Польская зима

Постышев
Польская зима


А что мне польская зима? До неё, до красной, — вымерзать и вымерзать земле на обожжённых осенними палами полях. А человеку выжидать проще, чем пар изо рта пускать — к ожиданиям он приучен, ожиданиями полнится его сиюминутное бытие; так полнится, что в иное мгновение душа, придавленная коленом Господним, вопиет что есть мочи: остынь, Наднебесный Грюндер, нарадуешься ещё своему грозному гневу, а мне дай пожить сладко и вольно — во грехе, но в покое.
   До зимы далече. До зимы доживает не каждый. А вот я, к примеру, «каждый доживающий» или ещё какой? А вон тот воробей, возомнивший себя дятлом-победителем чёрствых булочек? А приблудившийся третьего дня косоглазый кот? Ты бы видела — у него не хватает левого уха, надысь потерял в праведных боях за территорию, за минимальный-максимально-важный ареал обитания. Что ты! Тутошним котам лапу в рот не клади — измохратят так, что ни мамка родная, ни тётка двоюродная, ни внучатая племянница не признают. О чём я? Ну да, ну да — коты-человеки и коты-коты. Доживём ли мы все до зимы, болезные ходоки по ожидательному перрону... Слышишь? — Котоух урчит. И я тоже.
   Неплохая рефлексия, а? Думаю, ты согласишься со мной, когда в урочный час расшифруешь эту мою клинопись. Ну послушай, а что там тебе ещё делать в твоей покрытой нетающим сусальным золотом незримой стране? Наверняка тебя больше не гоняют отмечаться по понедельникам в Небесной канцелярии — должны бы уже выдать райское гражданство, столько лет уже прошло, столько лет... Они, уксусные года, летят так, как будто ими Анка-пулемётчица строчит из своего «максима» (теперь почему-то ударение в этом огнестрельном слове милитаризованные комментаторы телепередач любят ставить на первом слоге, тоже мне грамотеи...). Так вот — Анка строчит, и никогда-никогда никакую ленту у её адского механизма от вида марширующих каппелевцев не заклинивало. Ну и пусть строчит себе. Такая у неё работа — убивать несогласных противопехотными пулями-годами. Слава Богу, с трассирующими у Анны напряжёнка — которое уже сражение еёйный сожитель Пётр (разумеется, не апостол, но такой же бойкий, надо отметить, хлопец — в анекдот лезет поперёк самого Василь Иваныча) и подвозить не подвозит, и отказаться седлать снабженческого коня не желает ни в какую (ужо определился бы, да?).

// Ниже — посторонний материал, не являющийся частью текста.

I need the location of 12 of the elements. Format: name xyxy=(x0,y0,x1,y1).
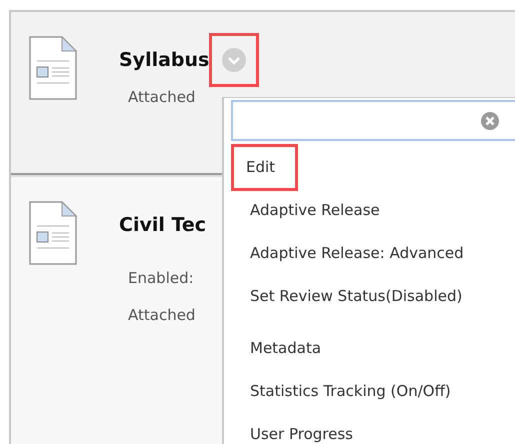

А между тем октябрями пестрит календарь. Октябрь, ты помнишь, наш месяц. Месяц, в котором польская зима во время оно впервые возымела наглость заявиться без спроса. Она, как всякая альбиносная особь, жестока: тужься не тужься, жди не жди, а полька — вот она. Октябрь — начало польской зимы. А кроме октябрей, никаких месяцев и нет. И тебя нет. И тебя уже нет. Уже очень много лет. Ты — здесь.